A block m₁ strikes a stationary block m₃ inelastically. Another block m₂ is kept on m₃. Neglecting the friction between all contacting surfaces, the fractional decrease of K. E. of the system in collision is:

Since the impact between m₁ and m₃ is inelastic, m₁ and m₃ will move together towards right and m₂ does not move due to the absence of friction.
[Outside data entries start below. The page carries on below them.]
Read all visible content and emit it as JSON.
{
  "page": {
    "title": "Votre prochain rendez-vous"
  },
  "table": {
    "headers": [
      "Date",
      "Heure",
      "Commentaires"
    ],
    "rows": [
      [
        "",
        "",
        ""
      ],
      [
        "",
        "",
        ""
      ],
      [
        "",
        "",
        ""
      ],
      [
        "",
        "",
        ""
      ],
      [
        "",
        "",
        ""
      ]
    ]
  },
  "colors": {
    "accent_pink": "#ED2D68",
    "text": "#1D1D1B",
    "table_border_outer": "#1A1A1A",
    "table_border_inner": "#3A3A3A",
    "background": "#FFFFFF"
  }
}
The velocity of the combined mass
$={\mathrm{v}}^{\text{'}}=\frac{{\mathrm{m}}_1\mathrm{v}}{{\mathrm{m}}_1+{\mathrm{m}}_3}$

$\Rightarrow \frac{\left|∆\mathrm{KE}\right|}{\mathrm{kE}}=\frac{{\displaystyle \frac{1}{2}{\mathrm{m}}_1{\mathrm{v}}^2-\frac{1}{2}\left({\mathrm{m}}_1+{\mathrm{m}}_3\right){\left({\mathrm{v}}^{\text{'}}\right)}^2}}{\frac{1}{2}{\mathrm{m}}_1{\mathrm{v}}^2}=1-\left(\frac{{\mathrm{m}}_1+{\mathrm{m}}_3}{{\mathrm{m}}_1}\right){\left(\frac{{\mathrm{v}}^{\text{'}}}{\mathrm{v}}\right)}^2$

$=1-\left(\frac{{\mathrm{m}}_1+{\mathrm{m}}_3}{{\mathrm{m}}_1}\right){\left(\frac{{\mathrm{m}}_1}{{\mathrm{m}}_1+{\mathrm{m}}_3}\right)}^2=1-\frac{{\mathrm{m}}_1}{{\mathrm{m}}_1+{\mathrm{m}}_3}$

$=\frac{{\mathrm{m}}_3}{{\mathrm{m}}_1+{\mathrm{m}}_3}$